AIOps uses AI to enhance IT operations via machine learning, big data, and analytics. Its primary role is to cleanse datasets so the information it provides is used more efficiently. 

For example, the main functions in which AIOps is used are:

  • Collecting and separating large amounts of data it is fed from different IT and Network Infrastructures;
  • Filtering out any data that is apparently skewed, or does not appear to be “normal” by nature;
  • Discovering hidden trends that cannot be detected by human analysis quickly. 

Cyber Threat Researchers make heavy use of these AIOps functions to model what potential threat variants could look like in a short period of time.

The Top AIOps Use Cases

While there are many applications in which AIOps can be utilized, the following are the most commonly used in IT:

1)  Data Ingestion:

AI systems deal with varying data depending on the type of AI model and algorithms in use. For example, some will only allow for quantitative datasets to be ingested, whereas others will allow for qualitative datasets. But, with AIOps, just about any type of data can be digested, processed, and analyzed.

This is because it uses an open data framework, where both types of datasets can be used, as well as others like pictures and videos. This is great for businesses that use Hybrid environments, where part of the IT/Network Infrastructure is still On-Premises, and the remaining in a Private or Public Cloud, like AWS or Microsoft Azure.

2)  The auto-discovery:

When it comes to data being drilled into AI systems, normally historic sets will come to mind. While this is a big part of its initial learning process, AIOps can also collect data from just about any device, and anywhere else from where that data came from. 

This includes information captured on a “Contact Us” page, network security devices, various software applications running on a real-time basis, and data submitted to the Cloud. AIOps can automatically identify the source of where data is collected and use it for categorization purposes.

3)  Correlation:

Apart from quickly discovering hidden trends, AIOps can also be used to find statistical correlations between them. These discoveries can be used for data collected both On-Premises and in the Cloud.  An example is the networking connections that a company uses. Some of it will be physical in nature, whereas the rest could be virtual. By associating both, a Threat Researcher can build up a signature profile for those data packets that are malformed or look possibly malicious in nature.

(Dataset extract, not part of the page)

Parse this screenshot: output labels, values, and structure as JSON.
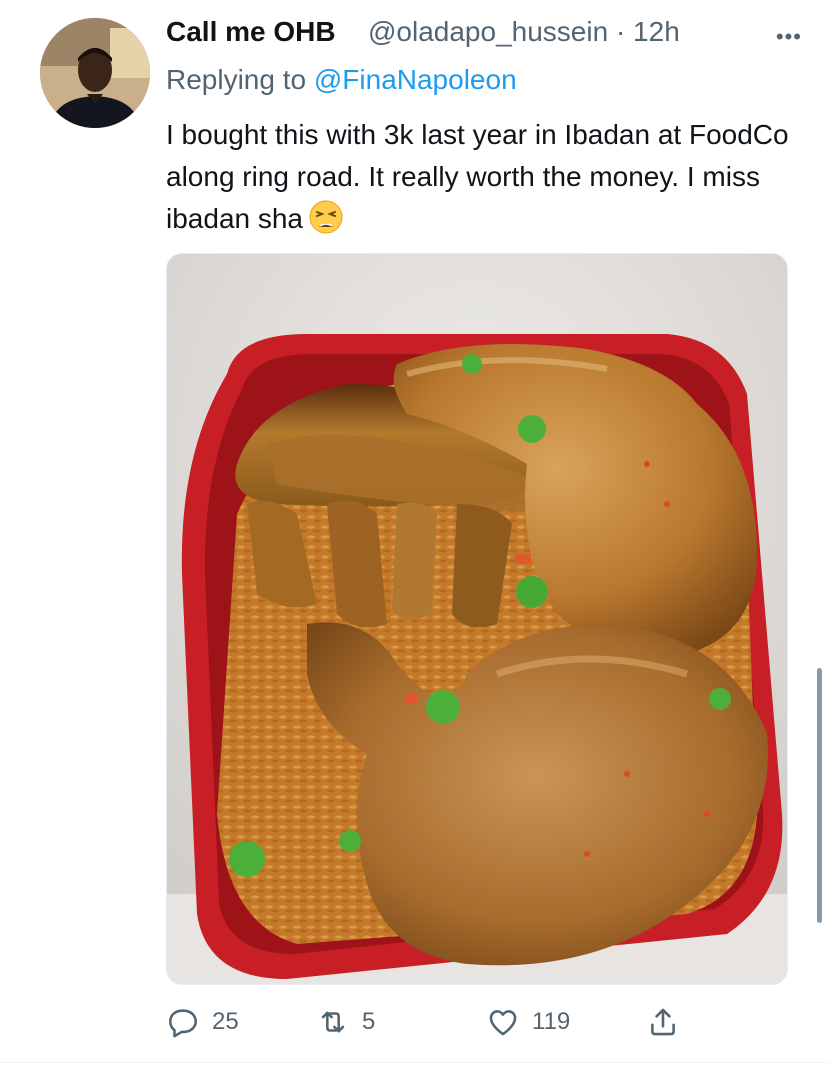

4)  Making information easy to understand:

AIOps has various methods for how you want your processed information to be displayed. A popular option is to have it represented visually. This can be all viewed in one dashboard, and also multiple to map the flows between to help discover unknown correlations. You can also easily create Topology Maps, Application Maps, or other visual formats best suited to your IT requirements.

5)  Creating dependency maps:

In the digital world, just about everything is now connected and interlinked amongst one another. A lot of this has been driven by the world of the Internet of Things, or IoT.  As a result, there is not just one layer of dependency, but multiple containing data flows going in many different directions. This could take a person days to map out, but with AIOps, these multilayered relationships can be visually represented in minutes, and in the formats just described.

6)  Making use of Machine Learning (ML):

As machine learning is a subcomponent of Artificial Intelligence, AIOps can also benefit from it. Through machine learning, it can use both supervised and unsupervised learning techniques to determine patterns of events from time-series data. With this, it can help predict how a network system could potentially degrade over time. This can help IT departments by making sure all devices are optimized to their fullest extent possible.

What to take away on AIOps

Overall, this article was aimed at providing a digestible insight into what AIOps is all about, some of its technologies, and the IT applications in which it is most used. 

The use of AIOps has the potential to grow exponentially into the future, especially with the growing demands of the remote workforce needing shared resources available in real-time.